Gehaltvolle Erinnerungstopographien

Nicht überraschend, dass solche Hügel auch ins Blickfeld von Studierenden, Absolvent:innen und wissenschaftlichem Nachwuchs der Architekturfakultäten rückten. Philipp Reinfeld, akademischer Rat am Institut für Mediales Entwerfen der TU Braunschweig, erfasste ein großes Plankonvolut zum Teufelsberg, destillierte daraus ab 2013 zwei Semesterprojekte. Eine gartendenkmalpflegerische Diplomarbeit an der TU Berlin hatte bereits 2009 Trümmerberge erforscht, wollte den stadtgeschichtlichen Denkmalwert dieser „Erinnerungstopographien“ verdeutlicht und wenigstens durch Informationstafeln erklärt wissen, was in ihnen liegt.

Einen Schritt weiter ging, wiederum in Braunschweig, im Sommersemester 2019 Jennifer Li Kamm mit ihrer Masterarbeit: Sie drang tief ein ins Innere der Trümmerlagen – , zumindest auf dem geduldigen Papier, in Modellstudien und mittels Virtual-Reality-Technik. Sie wählte zwar nicht den Teufelsberg, den sie aus dem Studium kannte, sondern unter anderem den großen und kleinen Bunkerberg im Volkspark Friedrichshain. Die Namen erinnern an zwei Flak- und Hochbunker, die 1941 in den Park gesetzt und im April 1946 auf Geheiß der Alliierten gesprengt wurden. Da nicht alle monströsen Reste komplett eingeschüttet werden konnten – unter anderem mit dem Abtrag des Berliner Stadtschlosses –, sind einige Relikte als „Erinnerungszeichen“ bewusst sichtbar belassen.

VR-Blick ins Innere der Berge: Kamm (r.) bei der Präsentation ihrer Master’s thesis Foto: Jennifer Li Kamm

Mit 87 und 57 Metern Höhe erreichen auch diese Trümmerberge stattliche Dimensionen. Rund 50 Meter tief treibt Kamm nun einen stählernen Schacht ins Innere des größeren Bunkerbergs: Er macht es Besucher:innen virtuell möglich, in den Berg und seine Geschichte einzufahren. Aber nicht nur das: Kamm macht anhand von historischen Fotos zerstörte Gebäude und städtische Situationen wieder erlebbar, die hier lagern; sie aktiviert Materie und den – geschichtlich nicht unproblematischen – Erinnerungswert dieser verborgenen Archive. Ihre Entwurfselemente bleiben dabei symbolisch, ihre szenografischen Simulationen fragmentarisch: Es ist ein befragendes, interaktives Gedankenmodell, wie man es eher in der bildenden Kunst vermutet als in der realitätsverliebten Architektur.

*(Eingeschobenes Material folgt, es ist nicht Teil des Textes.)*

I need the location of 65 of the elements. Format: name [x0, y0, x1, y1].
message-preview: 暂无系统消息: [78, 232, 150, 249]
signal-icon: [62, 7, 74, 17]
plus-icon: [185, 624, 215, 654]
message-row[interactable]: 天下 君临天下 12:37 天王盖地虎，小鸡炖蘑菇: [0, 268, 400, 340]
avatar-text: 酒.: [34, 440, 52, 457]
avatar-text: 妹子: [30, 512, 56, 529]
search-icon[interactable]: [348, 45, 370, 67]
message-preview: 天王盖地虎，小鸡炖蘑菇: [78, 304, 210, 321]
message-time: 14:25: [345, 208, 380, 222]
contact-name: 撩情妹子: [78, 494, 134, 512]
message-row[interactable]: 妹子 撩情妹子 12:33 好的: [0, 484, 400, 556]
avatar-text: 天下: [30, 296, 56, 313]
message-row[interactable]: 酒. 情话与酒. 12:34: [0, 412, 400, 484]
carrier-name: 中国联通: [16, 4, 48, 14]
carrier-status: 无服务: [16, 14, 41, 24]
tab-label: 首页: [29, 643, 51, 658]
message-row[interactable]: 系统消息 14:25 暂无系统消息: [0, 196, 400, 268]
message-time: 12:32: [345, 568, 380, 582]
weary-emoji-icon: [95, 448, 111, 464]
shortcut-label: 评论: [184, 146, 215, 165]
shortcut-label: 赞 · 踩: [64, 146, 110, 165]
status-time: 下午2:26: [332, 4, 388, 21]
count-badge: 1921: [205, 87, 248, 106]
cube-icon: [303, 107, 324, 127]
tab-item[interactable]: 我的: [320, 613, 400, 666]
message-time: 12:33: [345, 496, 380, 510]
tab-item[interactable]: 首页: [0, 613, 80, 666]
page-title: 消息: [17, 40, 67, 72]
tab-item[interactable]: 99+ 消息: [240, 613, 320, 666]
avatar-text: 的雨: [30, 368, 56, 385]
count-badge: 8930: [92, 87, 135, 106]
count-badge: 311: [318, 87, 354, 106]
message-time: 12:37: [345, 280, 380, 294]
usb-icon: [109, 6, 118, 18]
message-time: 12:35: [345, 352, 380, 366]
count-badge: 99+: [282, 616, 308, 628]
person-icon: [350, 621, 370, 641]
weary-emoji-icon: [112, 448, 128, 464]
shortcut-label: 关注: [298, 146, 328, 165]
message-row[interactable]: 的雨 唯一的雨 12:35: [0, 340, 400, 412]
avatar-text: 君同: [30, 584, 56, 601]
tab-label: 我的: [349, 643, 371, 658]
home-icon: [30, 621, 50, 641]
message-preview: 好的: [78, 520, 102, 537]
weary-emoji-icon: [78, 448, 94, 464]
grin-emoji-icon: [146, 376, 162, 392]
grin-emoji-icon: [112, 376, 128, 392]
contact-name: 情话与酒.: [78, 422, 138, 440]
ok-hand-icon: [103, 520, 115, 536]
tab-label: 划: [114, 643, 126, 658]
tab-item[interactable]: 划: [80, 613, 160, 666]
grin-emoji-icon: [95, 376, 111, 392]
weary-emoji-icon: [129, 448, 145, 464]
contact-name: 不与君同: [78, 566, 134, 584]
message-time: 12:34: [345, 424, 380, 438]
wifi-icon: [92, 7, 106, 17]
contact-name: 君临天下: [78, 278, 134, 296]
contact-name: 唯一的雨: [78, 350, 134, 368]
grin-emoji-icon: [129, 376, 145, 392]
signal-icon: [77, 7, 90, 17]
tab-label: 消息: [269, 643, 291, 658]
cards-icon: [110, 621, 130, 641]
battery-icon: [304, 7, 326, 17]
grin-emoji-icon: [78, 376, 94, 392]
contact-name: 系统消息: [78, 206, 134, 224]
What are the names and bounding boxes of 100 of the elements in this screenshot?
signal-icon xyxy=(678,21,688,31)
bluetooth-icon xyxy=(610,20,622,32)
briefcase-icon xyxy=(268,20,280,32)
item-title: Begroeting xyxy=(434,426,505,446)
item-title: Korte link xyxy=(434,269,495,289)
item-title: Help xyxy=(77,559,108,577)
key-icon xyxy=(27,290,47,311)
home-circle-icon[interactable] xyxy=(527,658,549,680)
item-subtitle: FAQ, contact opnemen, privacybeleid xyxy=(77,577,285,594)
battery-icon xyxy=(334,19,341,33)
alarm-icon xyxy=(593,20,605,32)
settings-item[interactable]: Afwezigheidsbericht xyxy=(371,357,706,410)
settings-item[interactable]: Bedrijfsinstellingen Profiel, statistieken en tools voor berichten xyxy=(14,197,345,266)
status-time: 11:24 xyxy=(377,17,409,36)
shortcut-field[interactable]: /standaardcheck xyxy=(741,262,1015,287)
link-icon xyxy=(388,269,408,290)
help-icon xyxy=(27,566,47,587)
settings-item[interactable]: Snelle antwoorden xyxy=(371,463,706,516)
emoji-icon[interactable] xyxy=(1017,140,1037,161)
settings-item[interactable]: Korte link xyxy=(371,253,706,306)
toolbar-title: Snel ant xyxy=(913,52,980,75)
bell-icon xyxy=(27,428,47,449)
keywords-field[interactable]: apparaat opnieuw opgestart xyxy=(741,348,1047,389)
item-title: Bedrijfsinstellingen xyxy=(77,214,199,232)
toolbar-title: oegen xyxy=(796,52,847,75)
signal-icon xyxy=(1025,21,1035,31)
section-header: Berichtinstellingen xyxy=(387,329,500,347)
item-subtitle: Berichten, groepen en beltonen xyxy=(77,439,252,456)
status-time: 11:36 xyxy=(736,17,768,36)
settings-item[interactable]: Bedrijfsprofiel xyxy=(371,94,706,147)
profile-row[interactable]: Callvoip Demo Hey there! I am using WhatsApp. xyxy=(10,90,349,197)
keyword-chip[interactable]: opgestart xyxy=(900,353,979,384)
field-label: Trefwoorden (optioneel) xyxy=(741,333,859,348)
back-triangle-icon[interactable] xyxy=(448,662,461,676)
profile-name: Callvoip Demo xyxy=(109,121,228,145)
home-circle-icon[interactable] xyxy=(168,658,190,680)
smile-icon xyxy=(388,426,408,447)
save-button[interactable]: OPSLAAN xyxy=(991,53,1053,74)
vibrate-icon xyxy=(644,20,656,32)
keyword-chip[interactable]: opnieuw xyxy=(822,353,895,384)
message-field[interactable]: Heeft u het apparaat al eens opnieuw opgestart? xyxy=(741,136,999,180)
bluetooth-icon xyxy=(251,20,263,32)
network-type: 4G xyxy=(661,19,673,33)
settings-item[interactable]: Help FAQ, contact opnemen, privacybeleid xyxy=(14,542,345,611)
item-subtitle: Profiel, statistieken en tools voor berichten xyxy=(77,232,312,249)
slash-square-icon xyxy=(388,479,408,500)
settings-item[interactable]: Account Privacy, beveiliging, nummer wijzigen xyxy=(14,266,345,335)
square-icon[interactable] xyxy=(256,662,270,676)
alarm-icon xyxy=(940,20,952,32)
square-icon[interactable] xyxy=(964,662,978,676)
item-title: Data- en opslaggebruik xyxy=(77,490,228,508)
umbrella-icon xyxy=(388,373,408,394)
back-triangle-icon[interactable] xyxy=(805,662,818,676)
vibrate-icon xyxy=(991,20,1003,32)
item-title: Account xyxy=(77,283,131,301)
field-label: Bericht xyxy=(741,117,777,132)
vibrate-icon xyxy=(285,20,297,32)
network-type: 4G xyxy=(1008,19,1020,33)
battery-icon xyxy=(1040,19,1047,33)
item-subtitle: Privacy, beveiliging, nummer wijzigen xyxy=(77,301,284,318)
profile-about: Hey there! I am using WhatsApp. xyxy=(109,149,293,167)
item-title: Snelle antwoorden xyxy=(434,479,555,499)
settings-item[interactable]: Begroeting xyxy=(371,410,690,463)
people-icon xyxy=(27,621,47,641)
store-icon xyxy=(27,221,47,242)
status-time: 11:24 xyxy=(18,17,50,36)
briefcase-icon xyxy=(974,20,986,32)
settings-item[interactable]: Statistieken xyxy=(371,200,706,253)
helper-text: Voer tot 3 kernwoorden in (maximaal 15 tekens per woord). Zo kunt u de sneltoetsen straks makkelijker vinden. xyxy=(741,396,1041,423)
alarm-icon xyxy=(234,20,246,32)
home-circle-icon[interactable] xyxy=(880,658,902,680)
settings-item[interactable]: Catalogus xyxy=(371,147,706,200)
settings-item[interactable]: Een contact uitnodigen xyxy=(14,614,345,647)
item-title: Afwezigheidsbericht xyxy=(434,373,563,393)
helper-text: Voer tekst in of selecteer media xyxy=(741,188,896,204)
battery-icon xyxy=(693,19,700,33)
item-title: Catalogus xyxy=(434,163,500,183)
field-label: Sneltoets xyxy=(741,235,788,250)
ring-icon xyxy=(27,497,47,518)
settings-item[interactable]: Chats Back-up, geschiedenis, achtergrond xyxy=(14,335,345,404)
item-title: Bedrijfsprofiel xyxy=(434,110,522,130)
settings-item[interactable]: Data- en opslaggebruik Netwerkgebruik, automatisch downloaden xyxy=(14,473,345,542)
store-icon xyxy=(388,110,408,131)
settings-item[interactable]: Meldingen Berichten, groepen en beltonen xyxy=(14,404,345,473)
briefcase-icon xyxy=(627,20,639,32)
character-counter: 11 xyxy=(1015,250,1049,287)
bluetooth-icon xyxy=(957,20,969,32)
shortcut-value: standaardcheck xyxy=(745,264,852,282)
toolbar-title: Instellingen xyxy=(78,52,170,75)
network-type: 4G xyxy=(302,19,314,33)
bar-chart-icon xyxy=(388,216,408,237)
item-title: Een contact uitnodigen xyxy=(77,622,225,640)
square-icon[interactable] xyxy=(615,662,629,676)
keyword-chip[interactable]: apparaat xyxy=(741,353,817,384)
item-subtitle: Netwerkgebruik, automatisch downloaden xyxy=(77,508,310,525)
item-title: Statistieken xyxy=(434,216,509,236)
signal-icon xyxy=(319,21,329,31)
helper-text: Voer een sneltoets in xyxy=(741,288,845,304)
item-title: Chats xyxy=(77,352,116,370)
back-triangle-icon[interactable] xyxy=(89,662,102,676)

Für „Trümmerberge Berlin. Virtual Reality Center“, aber auch für ihre neuartigen Entwurfswerkzeuge erhielt Kamm nun den deutsch-polnischen Architekturnachwuchsförderpreis „BDA-SARP-Award“ – Freude und Stolz sind nun auch in Braunschweig groß. Denn, immerhin: Kamm, geboren 1993 in München, wo sie seit einem Jahr wieder lebt und arbeitet, wird im nächsten Jahr sporadisch an die niedersächsische TU zurückkehren.